Дар вздрогнул, словно пощёчина всё-таки досталась ему. Вспыхнуло плохим огоньком упрямство в тёмных глазах – и разгорелось в секунду, заполыхало, когда Адлар выпростал руку и размотал кожаную чёрную ленту, обхватывающую его запястье. Медленно, оборот за оборотом. Запястье обожгло холодом – он не снимал ленту десять лет, и кожа словно забыла, что такое осенний воздух. Адлар сжал конец ленты в ладони, поднял взгляд на Ташш, застывшую посреди галереи, строгую, чернокаменную, смотрящую вперёд. Никто не мог встретиться с ней взглядом – никто не имел права. Скульпторы доносили это очень ясно, из статуи в статую. Ташш держала в вытянутых руках такую же ленту – тонкая полоска белого камня. Ночью он светился, напоённый солнечным светом, так, что слепило глаза.
– Ты, пришедший в храм Ташш добровольно, – не отводя глаз от изваяния, произнёс Адлар, – произнеси свою клятву.
Повисла тишина – и на миг Адлару показалось, что Дар не проронит ни слова. Или засмеётся, или плюнет ему в лицо, и тогда Адлар будет вынужден достать из ножен кинжал и сделать так, чтобы не принёсший клятву никогда не смог произнести никаких других слов.
Но Дар сказал:
– Я тут так же добровольно, как ты, король. Да позволит мне Ташш принять твой дар и служить тебе, пока душа моя не будет отдана до конца.
Ветер взметнул полы его одежд, закрутил листья и ягоды в шальном вихре. Адлар поймал взгляд Дара – уже не Дара, а сосуда, жертвы, его части. Тот смотрел спокойно и ясно, и больше всего на свете Адлару захотелось отшатнуться. Ноги предали его, он покачнулся – и в следующую секунду запястье, недавно стиснутое лентой, обхватили тёплые пальцы.
– Какой ты, оказывается, трепетный, Величество, – в тихом смешке сквозило ехидство. – Ленту-то свою клятую отдашь или на ветер пустишь?
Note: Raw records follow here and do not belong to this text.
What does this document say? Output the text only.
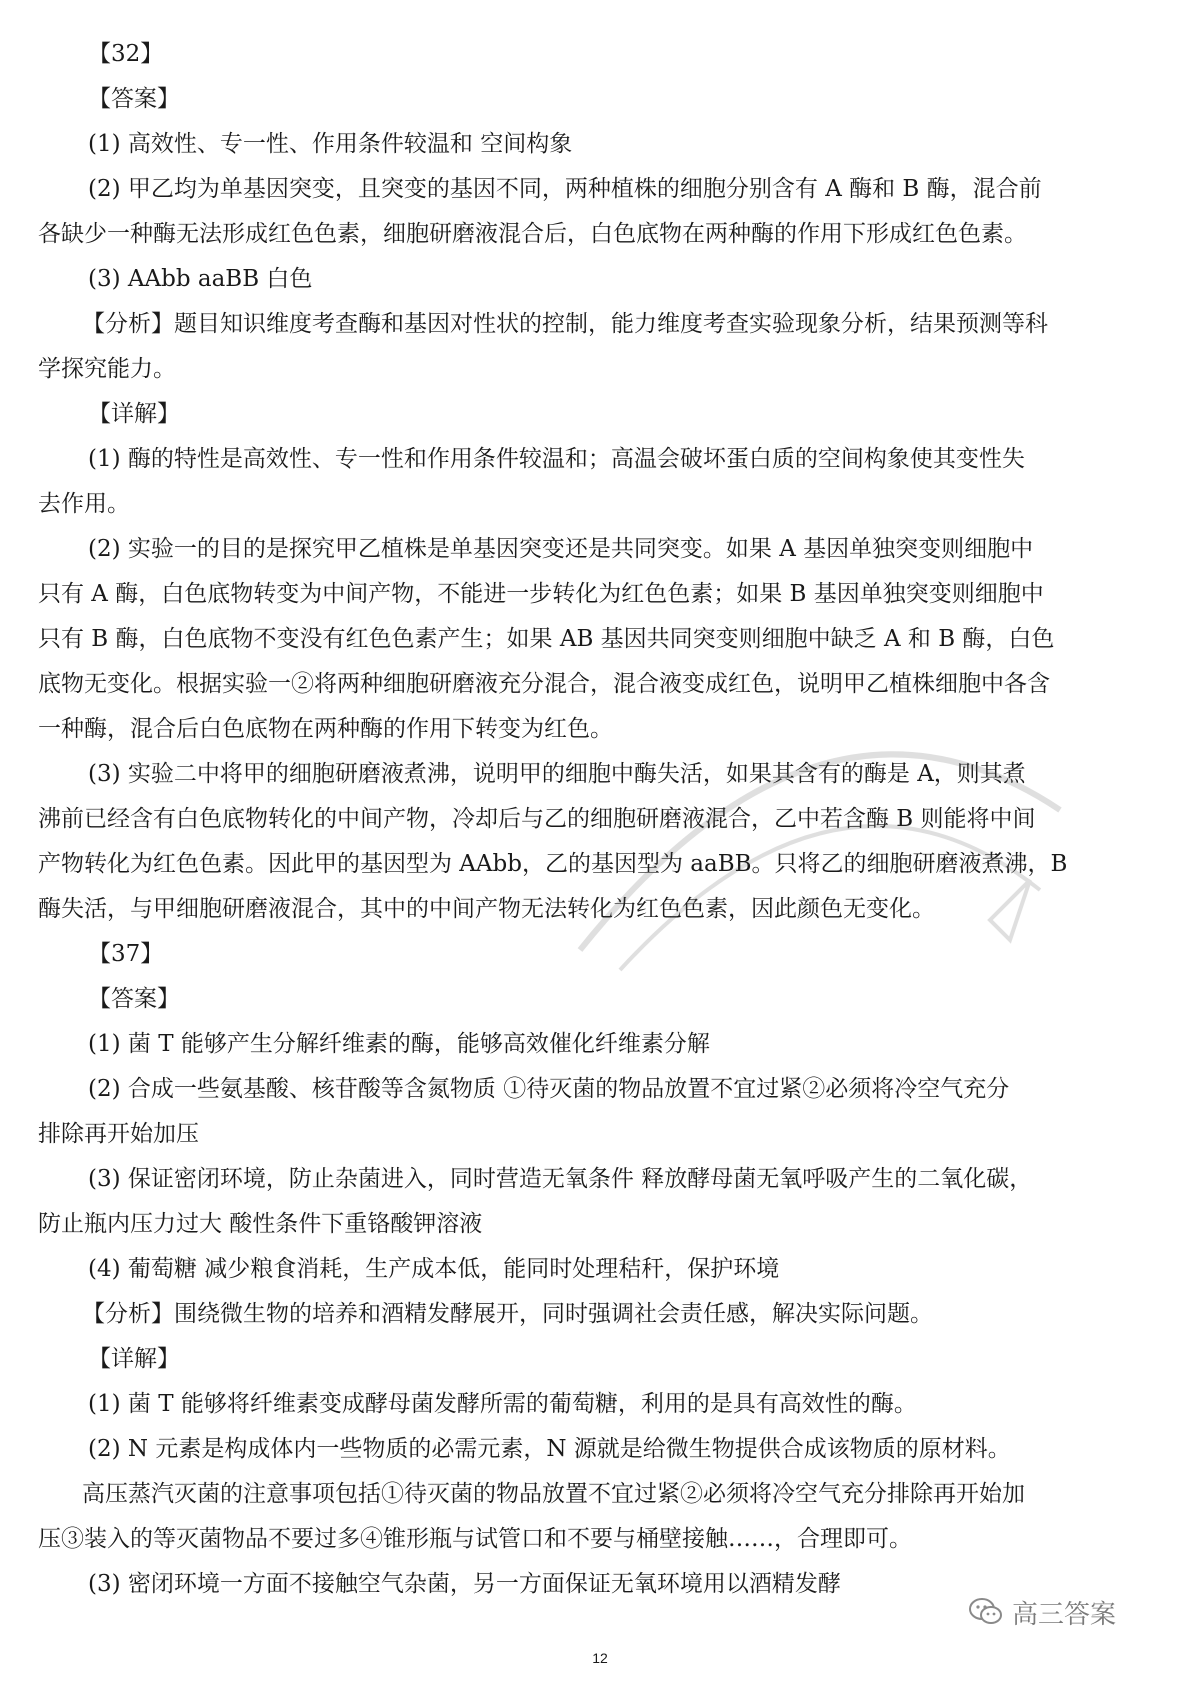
【32】
【答案】
(1) 高效性、专一性、作用条件较温和 空间构象
(2) 甲乙均为单基因突变，且突变的基因不同，两种植株的细胞分别含有 A 酶和 B 酶，混合前
各缺少一种酶无法形成红色色素，细胞研磨液混合后，白色底物在两种酶的作用下形成红色色素。
(3) AAbb aaBB 白色
【分析】题目知识维度考查酶和基因对性状的控制，能力维度考查实验现象分析，结果预测等科
学探究能力。
【详解】
(1) 酶的特性是高效性、专一性和作用条件较温和；高温会破坏蛋白质的空间构象使其变性失
去作用。
(2) 实验一的目的是探究甲乙植株是单基因突变还是共同突变。如果 A 基因单独突变则细胞中
只有 A 酶，白色底物转变为中间产物，不能进一步转化为红色色素；如果 B 基因单独突变则细胞中
只有 B 酶，白色底物不变没有红色色素产生；如果 AB 基因共同突变则细胞中缺乏 A 和 B 酶，白色
底物无变化。根据实验一②将两种细胞研磨液充分混合，混合液变成红色，说明甲乙植株细胞中各含
一种酶，混合后白色底物在两种酶的作用下转变为红色。
(3) 实验二中将甲的细胞研磨液煮沸，说明甲的细胞中酶失活，如果其含有的酶是 A，则其煮
沸前已经含有白色底物转化的中间产物，冷却后与乙的细胞研磨液混合，乙中若含酶 B 则能将中间
产物转化为红色色素。因此甲的基因型为 AAbb，乙的基因型为 aaBB。只将乙的细胞研磨液煮沸，B
酶失活，与甲细胞研磨液混合，其中的中间产物无法转化为红色色素，因此颜色无变化。
【37】
【答案】
(1) 菌 T 能够产生分解纤维素的酶，能够高效催化纤维素分解
(2) 合成一些氨基酸、核苷酸等含氮物质 ①待灭菌的物品放置不宜过紧②必须将冷空气充分
排除再开始加压
(3) 保证密闭环境，防止杂菌进入，同时营造无氧条件 释放酵母菌无氧呼吸产生的二氧化碳，
防止瓶内压力过大 酸性条件下重铬酸钾溶液
(4) 葡萄糖 减少粮食消耗，生产成本低，能同时处理秸秆，保护环境
【分析】围绕微生物的培养和酒精发酵展开，同时强调社会责任感，解决实际问题。
【详解】
(1) 菌 T 能够将纤维素变成酵母菌发酵所需的葡萄糖，利用的是具有高效性的酶。
(2) N 元素是构成体内一些物质的必需元素，N 源就是给微生物提供合成该物质的原材料。
高压蒸汽灭菌的注意事项包括①待灭菌的物品放置不宜过紧②必须将冷空气充分排除再开始加
压③装入的等灭菌物品不要过多④锥形瓶与试管口和不要与桶壁接触……，合理即可。
(3) 密闭环境一方面不接触空气杂菌，另一方面保证无氧环境用以酒精发酵
12
高三答案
Смотри, я своё сказал, ты не скажешь – сам перед Ташш отвечать будешь.
Дрожащими пальцами Адлар повязал ленту. Руки у Дарованного оказались тоже в веснушках. Ветер улёгся.
В храме пахло пожаром.
Дарованный потянул носом, поморщился:
– В деревне траву жгут.
Адлар медленно покачал головой вместо того, чтобы напомнить о молчании, которое теперь обязан хранить Дарованный.
Эти травы ещё не сгорели. Их время только наступало, подкрадывалось, как играющее в прятки дитя подбирается к тому, кто притаился под кроватью.